On anything else I did actually work on; even more. Writing and expanding the world of Alsafi, learning more 3D modelling, adding new blog posts (even if fewer than I planned), and I had fun. I also started to work more with Godot and am really liking it. Besides that I worked a lot more with C++ and Lua.
Onwards to
No year goes by without me settings some new goals for myself. So here I go …
1. Having fun
Again? Yes, yes again. Fun is what this all should be. I love learning, I have fun exploring new things, and even if some of those things can be stressful, Fun should be the main focus.
2. Alsafi
This will be a goal for years to come. What I started a while ago I want to constantly expand, this world, and finally publish my first book set in it. I also want a world wiki where I can publish and browse all the available information. The wiki is planned to be written as if it is in-universe, including images, maps, videos, etc. and be available at alsafi.world
3. Keep on keeping on 3D
I love Blender, I even donate monthly. And I want to keep on keeping on working with 3D modelling. I'm learning more and more, and I have many areas that need further developing to be at a point where I feel happy with it. I also started to explore new ways for texturing, like hand painted textures inspired by the great technouveau, as well as procedural texturing through a node-based tool I'm working on to replace Substance Designer with*.
4. Blogging
I want this to be a better defined goal. Last year I thought I can just "publish when things are ready", but I'm a perfectionist, therefore I published only little. I will go back to a past goal, to publish at least once per month. With this "stricter" goal, I hope I can push myself to blog more.
5. New job, new country
No matter what I want to work on or have planned, I need to be gentle with myself. will be full of big changes for me and my family: I start a new job for which we will move to Finland, my wife will expand her business, a new language (Finnish) to learn, a new day care for my child. That's only what we know so far. So yeah, I should be thoughtful to myself.
Wrap it up, please!
And with this, another year is gone. Shitty things happen in the world I did not mention here, because this is my happy place. Sadly, the world gets less of a happy place for many, year after year. More war, the rich getting richer, humans and human rights treated like garbage, the environment burned, the internet salted, AI slop everywhere …

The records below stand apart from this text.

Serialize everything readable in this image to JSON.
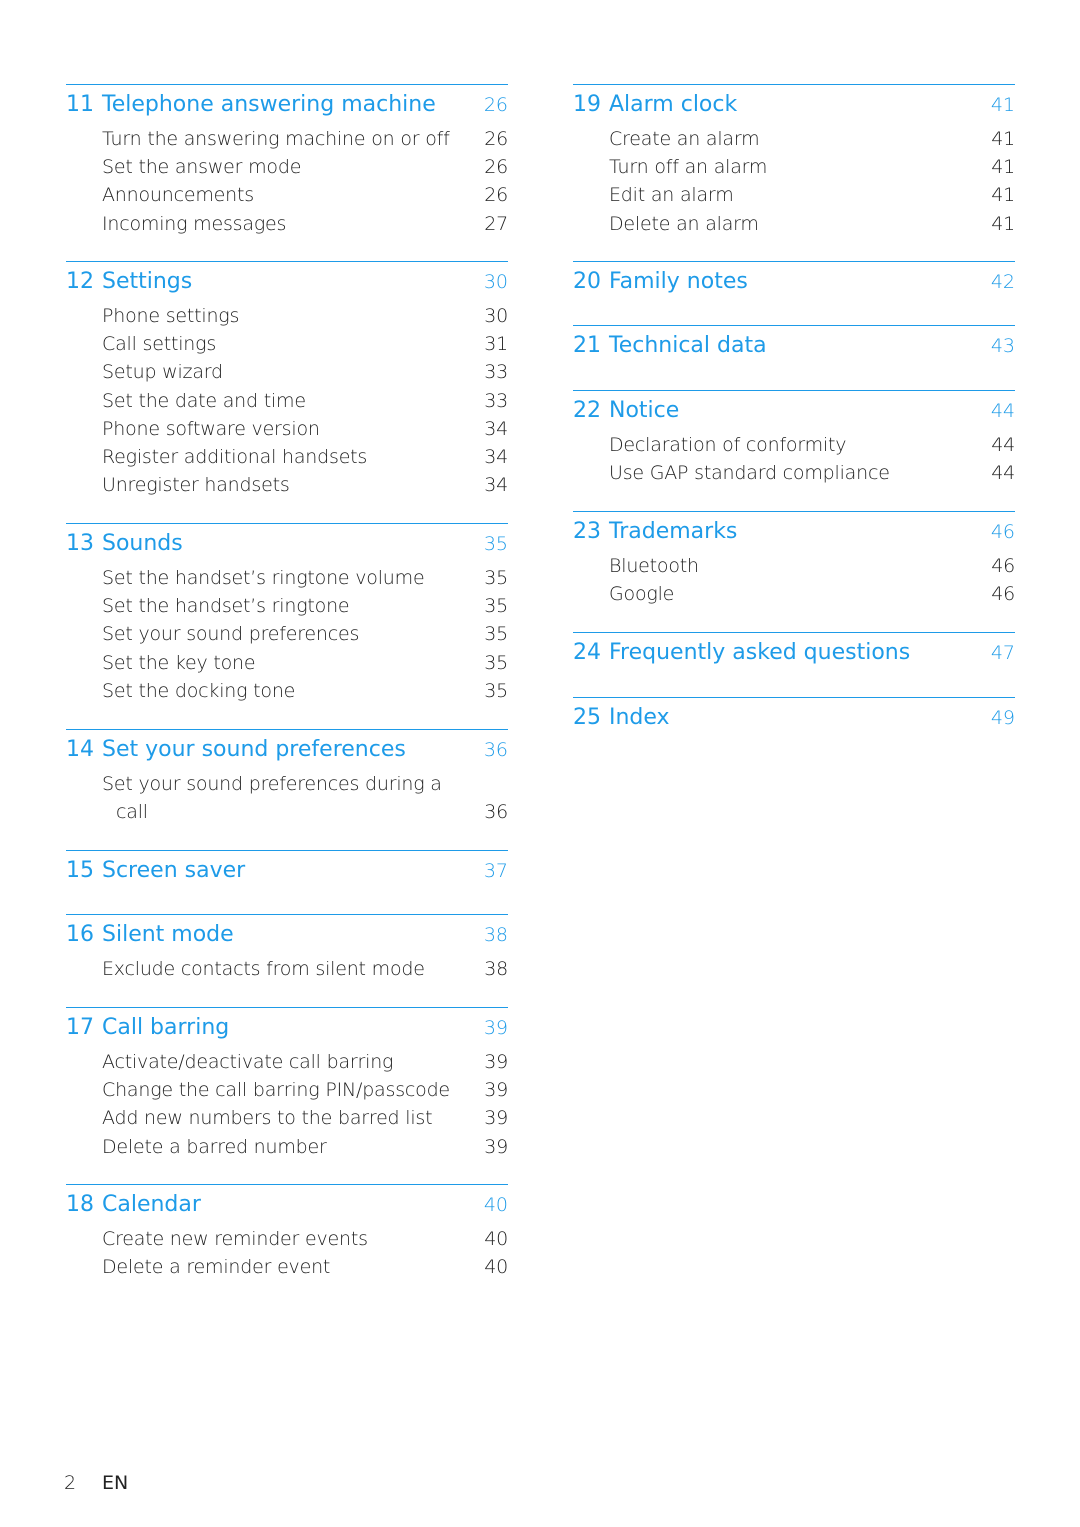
{
  "sections": [
    {
      "num": "11",
      "title": "Telephone answering machine",
      "page": "26",
      "items": [
        {
          "title": "Turn the answering machine on or off",
          "page": "26"
        },
        {
          "title": "Set the answer mode",
          "page": "26"
        },
        {
          "title": "Announcements",
          "page": "26"
        },
        {
          "title": "Incoming messages",
          "page": "27"
        }
      ]
    },
    {
      "num": "12",
      "title": "Settings",
      "page": "30",
      "items": [
        {
          "title": "Phone settings",
          "page": "30"
        },
        {
          "title": "Call settings",
          "page": "31"
        },
        {
          "title": "Setup wizard",
          "page": "33"
        },
        {
          "title": "Set the date and time",
          "page": "33"
        },
        {
          "title": "Phone software version",
          "page": "34"
        },
        {
          "title": "Register additional handsets",
          "page": "34"
        },
        {
          "title": "Unregister handsets",
          "page": "34"
        }
      ]
    },
    {
      "num": "13",
      "title": "Sounds",
      "page": "35",
      "items": [
        {
          "title": "Set the handset’s ringtone volume",
          "page": "35"
        },
        {
          "title": "Set the handset’s ringtone",
          "page": "35"
        },
        {
          "title": "Set your sound preferences",
          "page": "35"
        },
        {
          "title": "Set the key tone",
          "page": "35"
        },
        {
          "title": "Set the docking tone",
          "page": "35"
        }
      ]
    },
    {
      "num": "14",
      "title": "Set your sound preferences",
      "page": "36",
      "items": [
        {
          "title": "Set your sound preferences during a call",
          "page": "36",
          "wrap": true
        }
      ]
    },
    {
      "num": "15",
      "title": "Screen saver",
      "page": "37",
      "items": []
    },
    {
      "num": "16",
      "title": "Silent mode",
      "page": "38",
      "items": [
        {
          "title": "Exclude contacts from silent mode",
          "page": "38"
        }
      ]
    },
    {
      "num": "17",
      "title": "Call barring",
      "page": "39",
      "items": [
        {
          "title": "Activate/deactivate call barring",
          "page": "39"
        },
        {
          "title": "Change the call barring PIN/passcode",
          "page": "39"
        },
        {
          "title": "Add new numbers to the barred list",
          "page": "39"
        },
        {
          "title": "Delete a barred number",
          "page": "39"
        }
      ]
    },
    {
      "num": "18",
      "title": "Calendar",
      "page": "40",
      "items": [
        {
          "title": "Create new reminder events",
          "page": "40"
        },
        {
          "title": "Delete a reminder event",
          "page": "40"
        }
      ]
    },
    {
      "num": "19",
      "title": "Alarm clock",
      "page": "41",
      "items": [
        {
          "title": "Create an alarm",
          "page": "41"
        },
        {
          "title": "Turn off an alarm",
          "page": "41"
        },
        {
          "title": "Edit an alarm",
          "page": "41"
        },
        {
          "title": "Delete an alarm",
          "page": "41"
        }
      ]
    },
    {
      "num": "20",
      "title": "Family notes",
      "page": "42",
      "items": []
    },
    {
      "num": "21",
      "title": "Technical data",
      "page": "43",
      "items": []
    },
    {
      "num": "22",
      "title": "Notice",
      "page": "44",
      "items": [
        {
          "title": "Declaration of conformity",
          "page": "44"
        },
        {
          "title": "Use GAP standard compliance",
          "page": "44"
        }
      ]
    },
    {
      "num": "23",
      "title": "Trademarks",
      "page": "46",
      "items": [
        {
          "title": "Bluetooth",
          "page": "46"
        },
        {
          "title": "Google",
          "page": "46"
        }
      ]
    },
    {
      "num": "24",
      "title": "Frequently asked questions",
      "page": "47",
      "items": []
    },
    {
      "num": "25",
      "title": "Index",
      "page": "49",
      "items": []
    }
  ],
  "footer": {
    "page_number": "2",
    "language": "EN"
  },
  "colors": {
    "accent": "#1e9be8",
    "text": "#222222"
  }
}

I don't need to write all that down here, because many of those events will be part of the recorded history. I just hope history will be written by better people. No matter the prospect, I still believe that we all can be collectively better, I just have to.
And with that I'll end this article simple with: fuck Nazis, trans rights are human rights, black lives matter, eat the rich, delete generative AI.